HTCondorWiki: Rescue Dag

Documentation of the rescue DAG/condor_rm and related code in DAGMan.

Note that rescue DAGs have gone through a number of significant changes over the history of DAGMan. I'm only going to document the most recent version here.

Naming of rescue DAG files

If the original DAG file is foo.dag, the rescue DAG files will be named foo.dag.rescue.001, foo.dag.rescue.002, etc. Each time a rescue DAG is written, the rescue DAG number is incremented. When a rescue DAG is run, the highest-numbered rescue DAG is used (by default).

Format of rescue DAG

As of version 7.7.2, rescue DAG files are no longer a complete DAG file as they used to be. Now, the rescue DAG only records the state of the DAG (which nodes are done, and remaining node retries) and must be parsed in conjunction with the original DAG file. This is done so that a user discovers an error in their DAG file when they have a rescue DAG, they only need to fix the original DAG file, rather than having to fix both the orginal file and the rescue DAG file. (The old behavior can be obtained by setting DAGMAN_WRITE_PARTIAL_RESCUE to false.)

Anyhow, in the default case, the only things (besides comments) in the rescue DAG file are lines marking nodes as done and lines resetting the remaining retries for nodes.

Creation of rescue DAG

Rescue DAGs are created in three cases:

The DAGMan job itself is condor_rm'ed
A node or nodes have failed, and the DAG has reached the point where it can make no more forward progress.
Immediately after parsing (or attempting to parse) the DAG, if -DumpRescue is given on the command line.

In the first two cases, main_shutdown_rescue() in dagman_main.cpp gets called (if DAGMan is condor_rm'ed, main_shutdown_rescue() is called by main_shutdown_remove(), which is called by daemoncore; otherwise, it's explicitly called at various places in the DAGMan code), and that calls Dag::Rescue().

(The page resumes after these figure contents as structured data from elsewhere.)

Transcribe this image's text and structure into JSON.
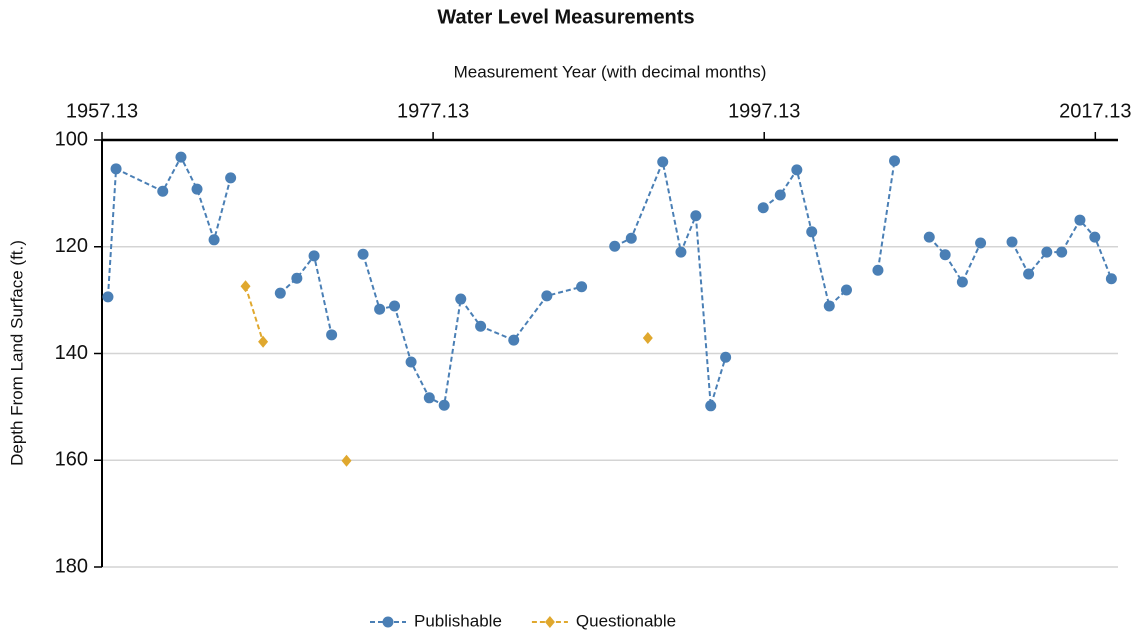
{
  "chart_data": {
    "type": "line",
    "title": "Water Level Measurements",
    "xlabel": "Measurement Year (with decimal months)",
    "ylabel": "Depth From Land Surface (ft.)",
    "xlim": [
      1957.13,
      2018.5
    ],
    "xticks": [
      1957.13,
      1977.13,
      1997.13,
      2017.13
    ],
    "ylim": [
      100,
      180
    ],
    "yticks": [
      100,
      120,
      140,
      160,
      180
    ],
    "y_inverted": true,
    "grid": true,
    "legend": "bottom",
    "series": [
      {
        "name": "Publishable",
        "color": "#4a7fb5",
        "marker": "circle",
        "x": [
          1957.49,
          1957.98,
          1960.8,
          1961.9,
          1962.87,
          1963.9,
          1964.9,
          null,
          1967.9,
          1968.9,
          1969.94,
          1971.0,
          null,
          1972.9,
          1973.9,
          1974.8,
          1975.8,
          1976.9,
          1977.8,
          1978.8,
          1980.0,
          1982.0,
          1984.0,
          1986.1,
          null,
          1988.1,
          1989.1,
          1991.0,
          1992.1,
          1993.0,
          1993.9,
          1994.8,
          null,
          1997.07,
          1998.1,
          1999.1,
          2000.0,
          2001.06,
          2002.1,
          null,
          2004.0,
          2005.0,
          null,
          2007.1,
          2008.06,
          2009.1,
          2010.2,
          null,
          2012.1,
          2013.1,
          2014.2,
          2015.1,
          2016.2,
          2017.1,
          2018.1
        ],
        "values": [
          129.4,
          105.4,
          109.6,
          103.2,
          109.2,
          118.7,
          107.1,
          null,
          128.7,
          125.9,
          121.7,
          136.5,
          null,
          121.4,
          131.7,
          131.1,
          141.6,
          148.3,
          149.7,
          129.8,
          134.9,
          137.5,
          129.2,
          127.5,
          null,
          119.9,
          118.4,
          104.1,
          121.0,
          114.2,
          149.8,
          140.7,
          null,
          112.7,
          110.3,
          105.6,
          117.2,
          131.1,
          128.1,
          null,
          124.4,
          103.9,
          null,
          118.2,
          121.5,
          126.6,
          119.3,
          null,
          119.1,
          125.1,
          121.0,
          121.0,
          115.0,
          118.2,
          126.0
        ]
      },
      {
        "name": "Questionable",
        "color": "#e0a82e",
        "marker": "diamond",
        "x": [
          1965.8,
          1966.86,
          null,
          1971.9,
          null,
          1990.1
        ],
        "values": [
          127.4,
          137.8,
          null,
          160.1,
          null,
          137.1
        ]
      }
    ]
  }
}
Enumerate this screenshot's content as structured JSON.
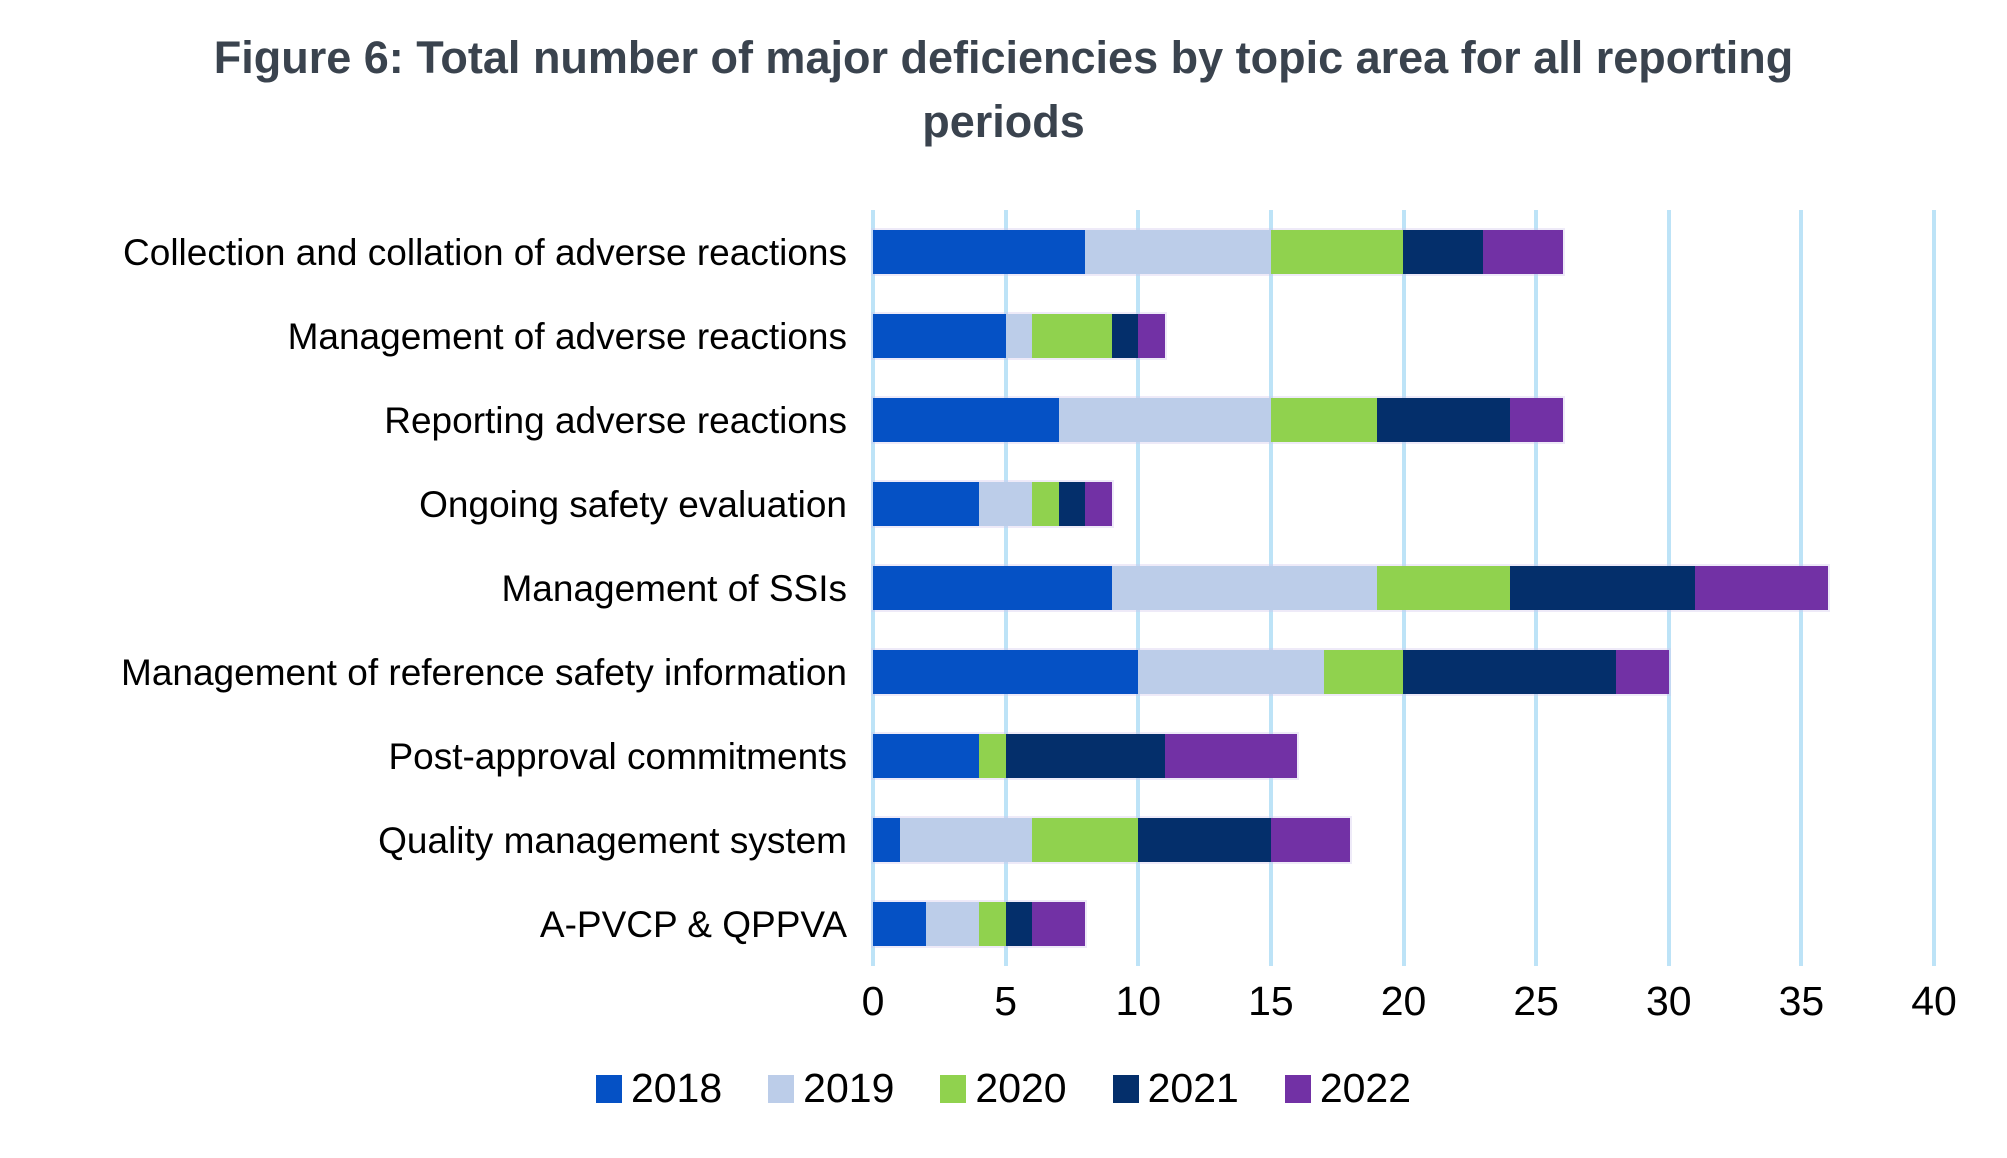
{
  "chart_data": {
    "type": "bar",
    "orientation": "horizontal",
    "stacked": true,
    "title": "Figure 6: Total number of major deficiencies by topic area for all reporting periods",
    "title_color": "#3a434e",
    "categories": [
      "Collection and collation of adverse reactions",
      "Management of adverse reactions",
      "Reporting adverse reactions",
      "Ongoing safety evaluation",
      "Management of SSIs",
      "Management of reference safety information",
      "Post-approval commitments",
      "Quality management system",
      "A-PVCP & QPPVA"
    ],
    "series": [
      {
        "name": "2018",
        "color": "#0551c5",
        "values": [
          8,
          5,
          7,
          4,
          9,
          10,
          4,
          1,
          2
        ]
      },
      {
        "name": "2019",
        "color": "#bccde9",
        "values": [
          7,
          1,
          8,
          2,
          10,
          7,
          0,
          5,
          2
        ]
      },
      {
        "name": "2020",
        "color": "#90d24e",
        "values": [
          5,
          3,
          4,
          1,
          5,
          3,
          1,
          4,
          1
        ]
      },
      {
        "name": "2021",
        "color": "#042f6b",
        "values": [
          3,
          1,
          5,
          1,
          7,
          8,
          6,
          5,
          1
        ]
      },
      {
        "name": "2022",
        "color": "#7231a5",
        "values": [
          3,
          1,
          2,
          1,
          5,
          2,
          5,
          3,
          2
        ]
      }
    ],
    "totals": [
      26,
      11,
      26,
      9,
      36,
      30,
      16,
      18,
      8
    ],
    "x_ticks": [
      "0",
      "5",
      "10",
      "15",
      "20",
      "25",
      "30",
      "35",
      "40"
    ],
    "xlim": [
      0,
      40
    ],
    "xlabel": "",
    "ylabel": "",
    "grid": "vertical",
    "grid_color": "#bde3f7",
    "legend_position": "bottom",
    "legend_labels": [
      "2018",
      "2019",
      "2020",
      "2021",
      "2022"
    ]
  }
}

Note that main_shutdown_rescue() uses the inShutdownRescue flag to make sure you don't get into a recursion if you have an error while trying to write the rescue DAG.

In the third case, Dag::Rescue() is called at various places in main_init() in dagman_main.cpp (man, that function is too big!!).

In any case, Dag::Rescue() calls FindLastRescueDagNum(), which checks all legal rescue DAG names and finds the highest-numbered one, and then RescueDagName(), which creates a properly-formatted rescue DAG file name, and then WriteRescue(), which actually writes the rescue DAG.

I think WriteRescue() is pretty straightforward. The main complication is that there are a bunch of places where we don't write stuff out if isPartial is true. WriteRescue() iterates through all of the nodes and calls WriteNodeToRescue() on each one. The main reason for breaking WriteNodeToRescue() out of WriteRescue() was to reduce the excessive indentation, and make the code easier to read. Note that this isPartial flag is passed to WriteNodeToRescue(), because most of the info printed by WriteNodeToRescue() is not printed to a partial rescue DAG (which is the default mode).

Use/parsing of rescue DAG

main_init() (that huge function again!) calls FindLastRescueDagNum() to find out if there are any rescue DAGs for the current DAG. (Oh, yeah -- the user now has to run a rescue DAG by re-submitting the original DAG, not by submitting the rescue DAG directly as they did a long time ago.) The user can also specify -DoRescueFrom <number> on the command line to specify a rescue DAG to run, if they don't want to run the latest one. If you specify a rescue DAG number, any later rescue DAGs are renamed by RenameRescueDagsAfter() (foo.dag.rescue.005 -> foo.dag.rescue.005.old, etc.).

After parsing the original DAG file(s), DAGMan then parses the rescue DAG (which just sets the status of various nodes to DONE as appropriate, and also possibly changes the number of retries left on some nodes). At that point, we're ready to actually run the DAG.

Additional actions on condor_rm of DAGMan

In main_shutdown_rescue(), if there are any node jobs in the queue, we call Dag::RemoveRunningJobs() to remove them. If any PRE or POST scripts are running, we call RemoveRunningScripts() to kill them. (Note that in the case of DAGMan having made all the progress it can in the face of node failures, there won't be any node jobs or scripts running at this point.)

Dag::RemoveRunningJobs() removes any HTCondor jobs by using the constraint "DAGManJobId == <id>"; any Stork jobs are removed individually.

Dag::RemoveRunningScripts() iterates through all of the nodes, and individually kills any running scripts via daemoncore.

In main_shutdown_rescue() we also call Dag::StartFinalNode(), which starts the DAG final node if there is one and we haven't already started it.